Osborne and Carney: Singing in Tune

Last night’s speeches at the Mansion House were refreshing in that George Osborne, who had remained indifferent from the carefully calibrated warnings from the previous governor, Sir Mervyn, now Lord, King about various aspects of the economy, woke up at last to the dangers of house prices and a debt fueled recovery. Mark Carney warned of structural imbalances and of the need for Bank Rate to rise sooner rather than later, even quite soon. Many had felt the previous pronouncements from the Bank about interest rates too complacent.

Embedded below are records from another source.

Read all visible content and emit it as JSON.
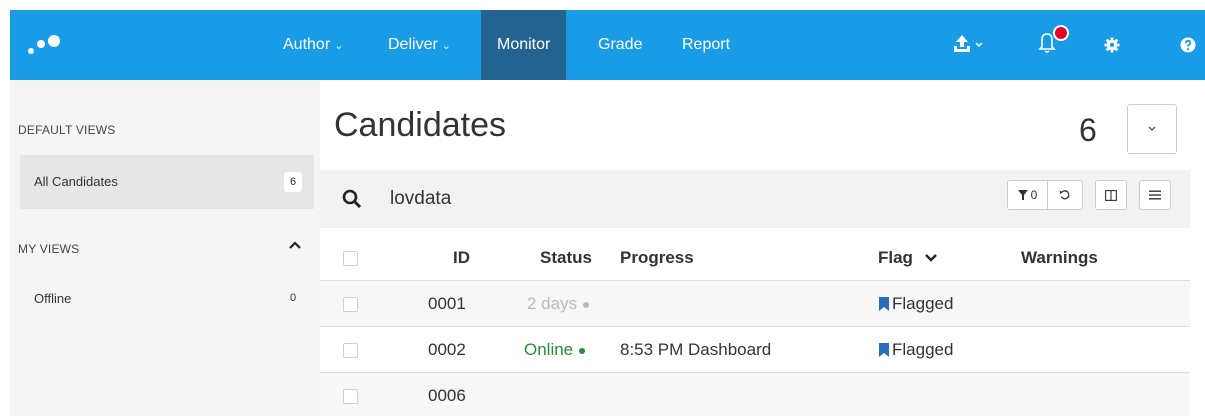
{
  "colors": {
    "brand": "#1a9be6",
    "nav_active": "#24628f",
    "notification": "#e4002b",
    "online": "#2e8b3a",
    "offline_dot": "#bbbbbb",
    "flag": "#2a6ebb"
  },
  "nav": {
    "logo_icon": "dots-logo-icon",
    "items": [
      {
        "label": "Author",
        "has_dropdown": true
      },
      {
        "label": "Deliver",
        "has_dropdown": true
      },
      {
        "label": "Monitor",
        "active": true
      },
      {
        "label": "Grade"
      },
      {
        "label": "Report"
      }
    ],
    "icons": [
      "upload-icon",
      "bell-icon",
      "gear-icon",
      "help-icon"
    ]
  },
  "sidebar": {
    "default_views_heading": "DEFAULT VIEWS",
    "default_views": [
      {
        "label": "All Candidates",
        "count": "6",
        "selected": true
      }
    ],
    "my_views_heading": "MY VIEWS",
    "my_views": [
      {
        "label": "Offline",
        "count": "0"
      }
    ]
  },
  "main": {
    "title": "Candidates",
    "count": "6",
    "search_value": "lovdata",
    "filter_count": "0",
    "columns": [
      "ID",
      "Status",
      "Progress",
      "Flag",
      "Warnings"
    ],
    "rows": [
      {
        "id": "0001",
        "status": "2 days",
        "status_kind": "offline",
        "progress": "",
        "flag": "Flagged"
      },
      {
        "id": "0002",
        "status": "Online",
        "status_kind": "online",
        "progress": "8:53 PM Dashboard",
        "flag": "Flagged"
      },
      {
        "id": "0006",
        "status": "",
        "status_kind": "none",
        "progress": "",
        "flag": ""
      }
    ]
  }
}
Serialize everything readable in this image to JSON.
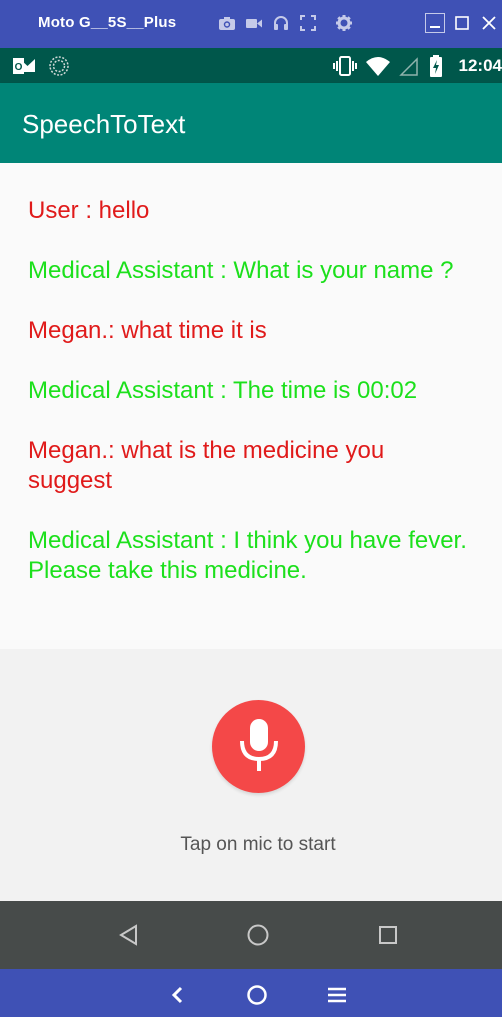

This is good news. We now know both the Bank and the Treasury are aware of icebergs floating about and are willing to act if we appear headed for one. We can breath a quiet sigh of relief that immediate collision will be averted. The problem remains that we should not be in these waters at all and our course still needs to be re-set. Too much of the consumer boom relies on money borrowed from banks and finance houses, who in turn borrow from abroad in order to lend; the pound is far too high making imports cheap and exports expensive; this has a negative impact on UK manufacturing and employment, especially in local industries; we are not only over-borrowed and borrowing still, but running trade and budget deficits at every level.

All this is masked by a feel good factor arising out of inflating house prices, because these increase borrowing margins for consumers to spend, but so far no really big plan for house building exists to increase supply by the margins necessary. The brown field site initiative, also launched last night by the Chancellor, is a contribution too small to turn the tide.

It was a good banquet at the Mansion House last night, but as yet not good enough. But it was a move forward in the right direction.